Le Bitcoin plafonne près de 80k$ alors que l’inflation rebat les cartes

Written by awatson@citywire.co.uk

La contrainte qui pèse sur les actifs numériques tient aujourd’hui à l’inflation, pas à la croissance. L’indice des prix hors énergie est ressorti sous les attentes, signal rassurant, mais l’énergie a effacé ce répit. La seule composante essence a représenté 60% de la dernière publication d’inflation, portant l’indice global à 4,2%, soit plus du double de la cible de 2% de la Fed.

Ce chiffre compte car il a redessiné les perspectives de taux. Le marché anticipe désormais une à deux hausses cette année, et c’est ce repositionnement, plus qu’une dégradation des fondamentaux, qui pénalise le Bitcoin. Le contexte politique ajoute de l’incertitude : le futur président de la Fed, Kevin Walsh, prend ses fonctions le 17. Ses récentes déclarations suggèrent une lecture plus nuancée, soulignant l’effet déflationniste de l’IA et le caractère transitoire de l’inflation énergétique. Un ton plus mesuré que prévu serait favorable aux actifs risqués, mais son refus d’indications prospectives diffère toute clarté jusqu’à sa prise de parole.

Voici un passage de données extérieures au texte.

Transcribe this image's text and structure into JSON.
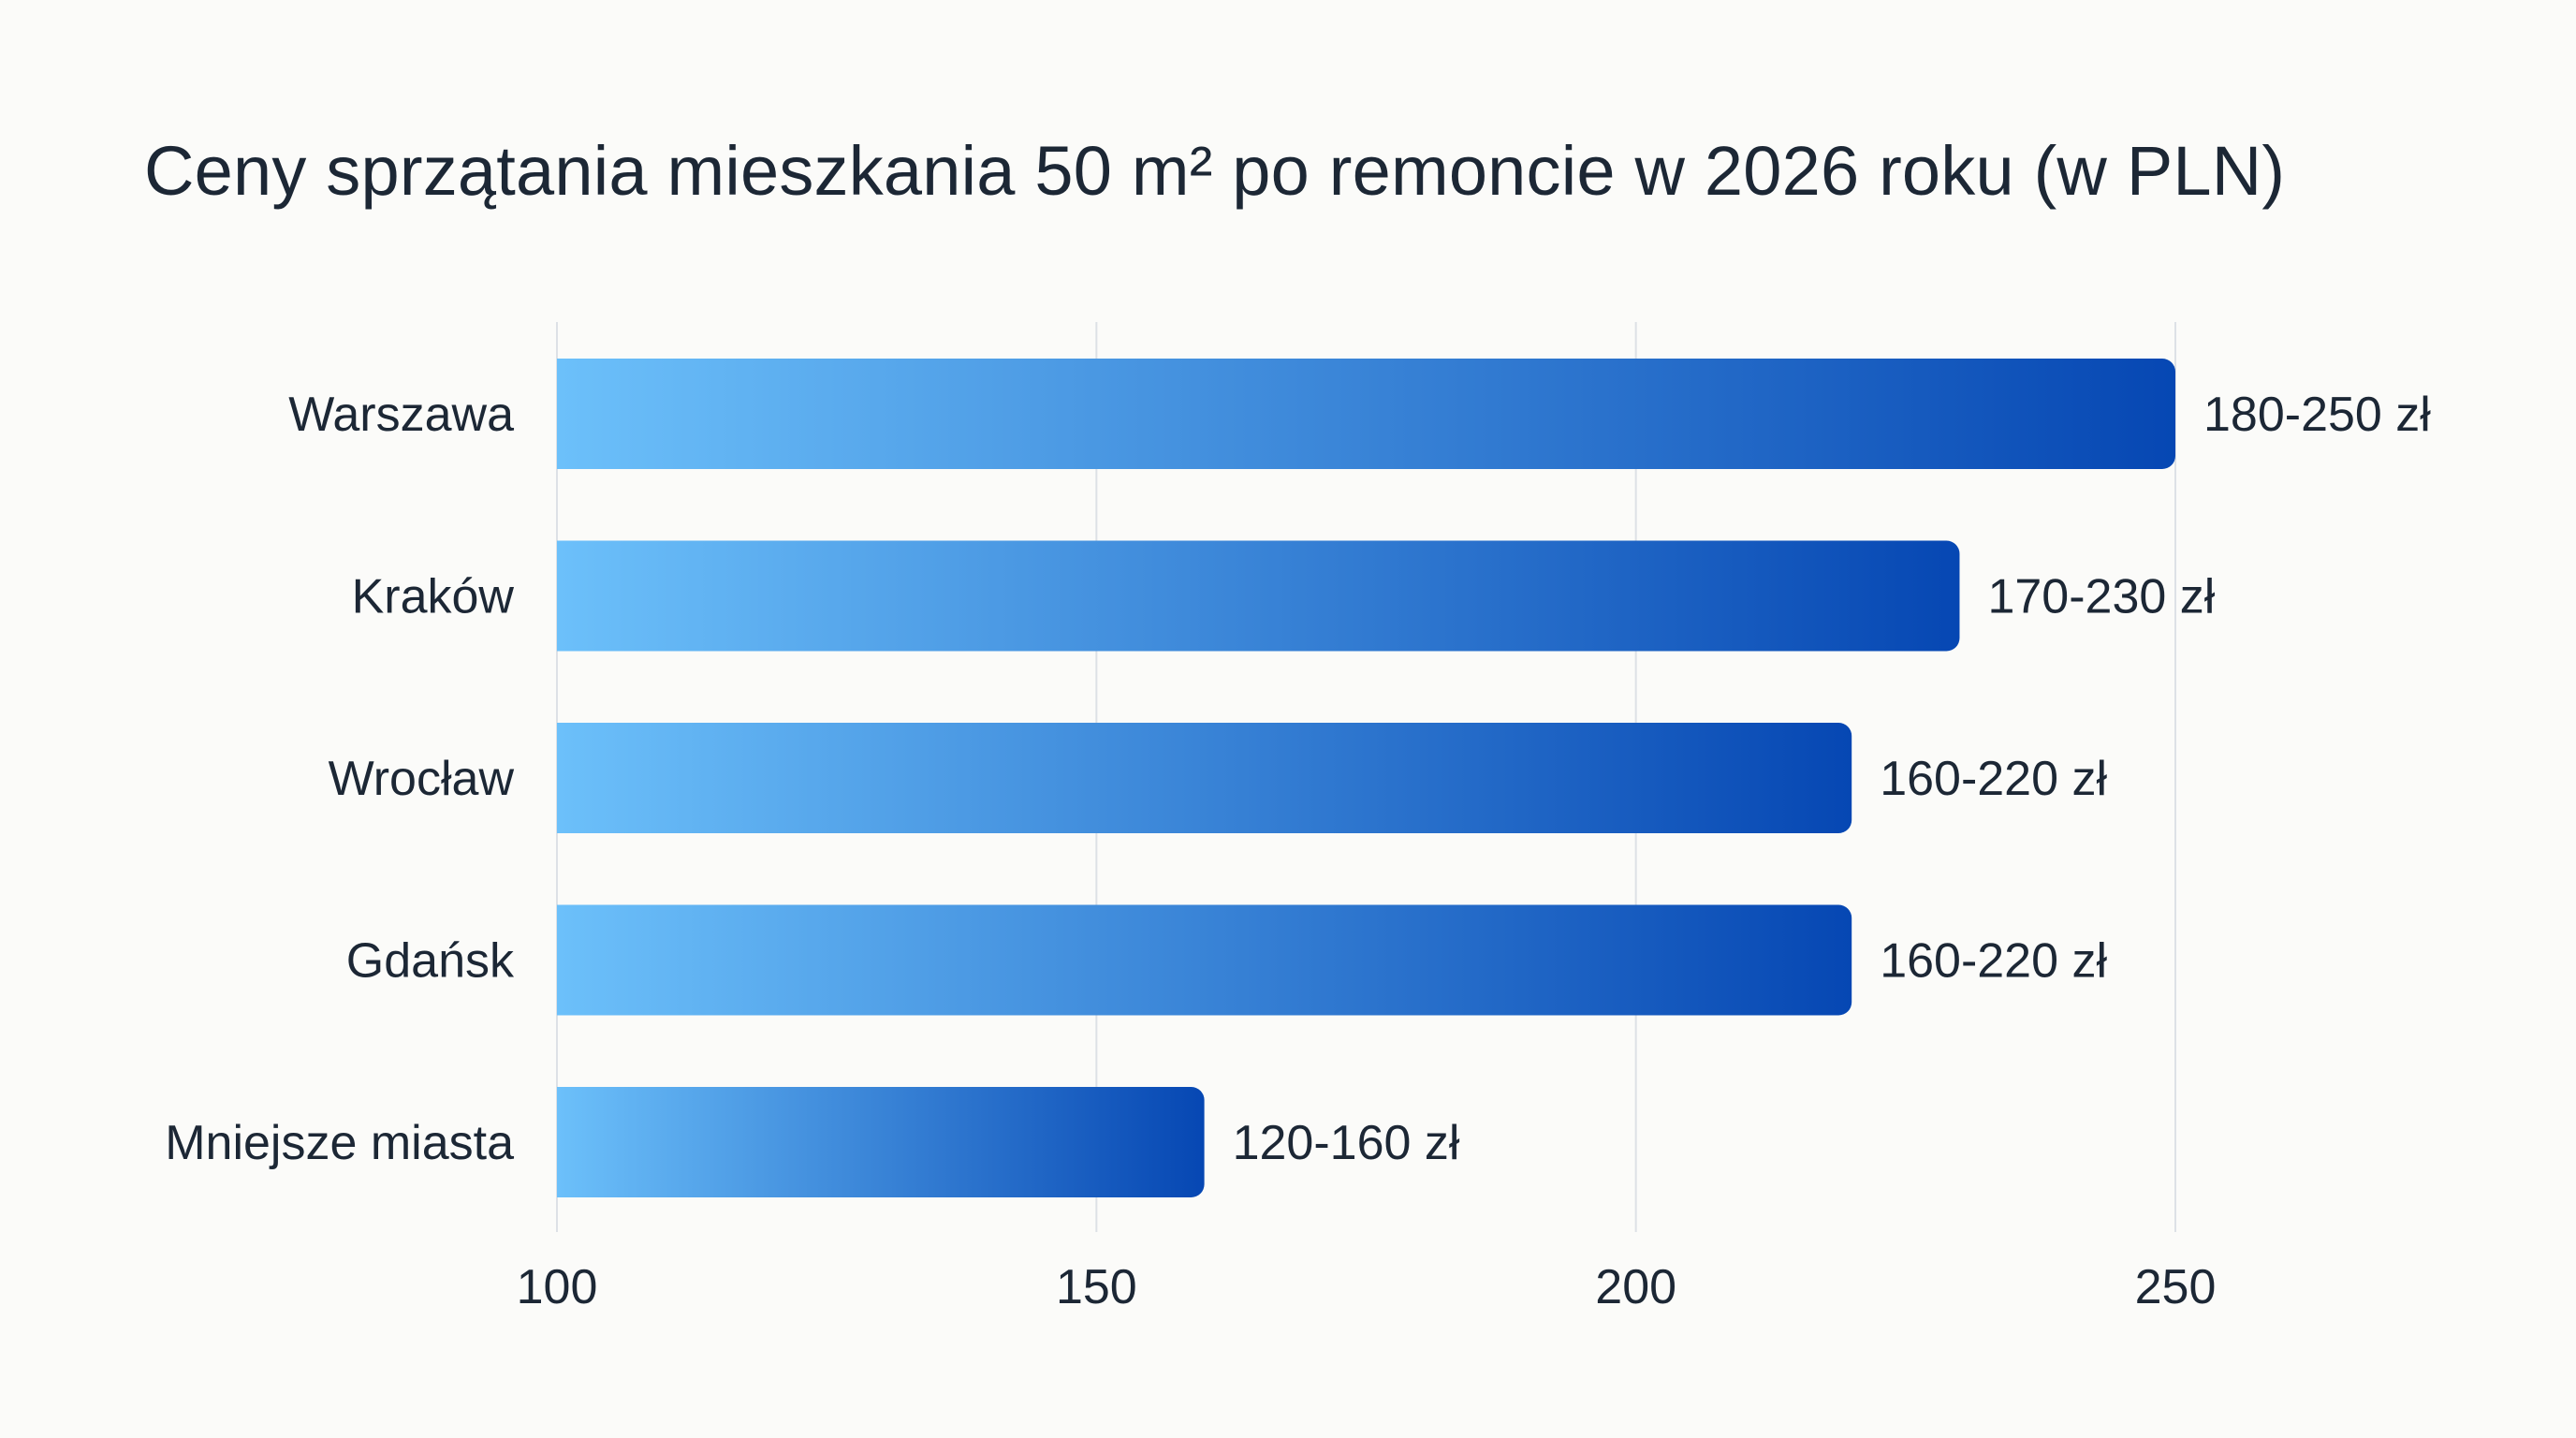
{
  "chart_data": {
    "type": "bar",
    "orientation": "horizontal",
    "title": "Ceny sprzątania mieszkania 50 m² po remoncie w 2026 roku (w PLN)",
    "xlabel": "",
    "ylabel": "",
    "categories": [
      "Warszawa",
      "Kraków",
      "Wrocław",
      "Gdańsk",
      "Mniejsze miasta"
    ],
    "ranges": [
      [
        180,
        250
      ],
      [
        170,
        230
      ],
      [
        160,
        220
      ],
      [
        160,
        220
      ],
      [
        120,
        160
      ]
    ],
    "values": [
      250,
      230,
      220,
      220,
      160
    ],
    "data_labels": [
      "180-250 zł",
      "170-230 zł",
      "160-220 zł",
      "160-220 zł",
      "120-160 zł"
    ],
    "xlim": [
      100,
      250
    ],
    "xticks": [
      "100",
      "150",
      "200",
      "250"
    ],
    "grid": "vertical",
    "legend": "none",
    "colors": {
      "gradient_start": "#6cc0fa",
      "gradient_end": "#0647b3",
      "grid": "#dde1e6",
      "text": "#1c2735",
      "background": "#fbfbf9"
    }
  }
}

Les flux confortent cette prudence. À l’échelle de l’industrie mondiale, la collecte des produits d’investissement en actifs numériques est globalement stable à légèrement négative depuis le début de l’année, un schéma qui rappelle le resserrement de 2022 à 2024. Une part importante des sorties provient du dénouement d’opérations d’arbitrage, iShares étant particulièrement concerné. S’ajoute un problème structurel d’attention : l’IA absorbe à la fois la liquidité et l’intérêt des investisseurs, qui mettent de côté l’opportunité crypto au profit de l’IA.

La configuration technique va dans le même sens. Le Bitcoin a échoué à plusieurs reprises à franchir les 80k$, niveau qui coïncide avec sa moyenne mobile à 200 jours. Une hausse durable paraît peu probable sans une Fed plus accommodante et un reflux des anticipations d’inflation.

Maintien du risque pétrolier

Le principal risque extrême reste le pétrole. Les cours semblent artificiellement contenus par un rationnement de la demande chinoise, et le risque de rebond est réel. Un baril à 140-150$, niveau sans doute justifié compte tenu du conflit iranien, aurait de lourdes conséquences inflationnistes et récessionnistes pour les économies développées. Le Bitcoin en pâtirait à court terme dans un tel scénario stagflationniste. Pourtant, c’est précisément cet environnement, où les banques centrales sont impuissantes face à une inflation tirée par l’offre, qui rend le plus convaincant l’argument de long terme d’un actif à offre fixe.

Au-delà du bruit macroéconomique, l’innovation émerge. Hyperliquid affiche des volumes soutenus et une adoption réelle pour la découverte de prix pré-IPO, l’exemple le plus visible étant la cotation de SpaceX on-chain. Cela illustre un usage durable de l’infrastructure blockchain : permettre l’échange d’actifs qui n’existent pas encore sur les marchés traditionnels, y compris le week-end.

Pour les conseillers, le message à retenir reste la mesure. Aucun catalyseur haussier marqué ne se profile à court terme, mais aucun signal crédible de baisse supplémentaire significative non plus. La patience demeure la stratégie.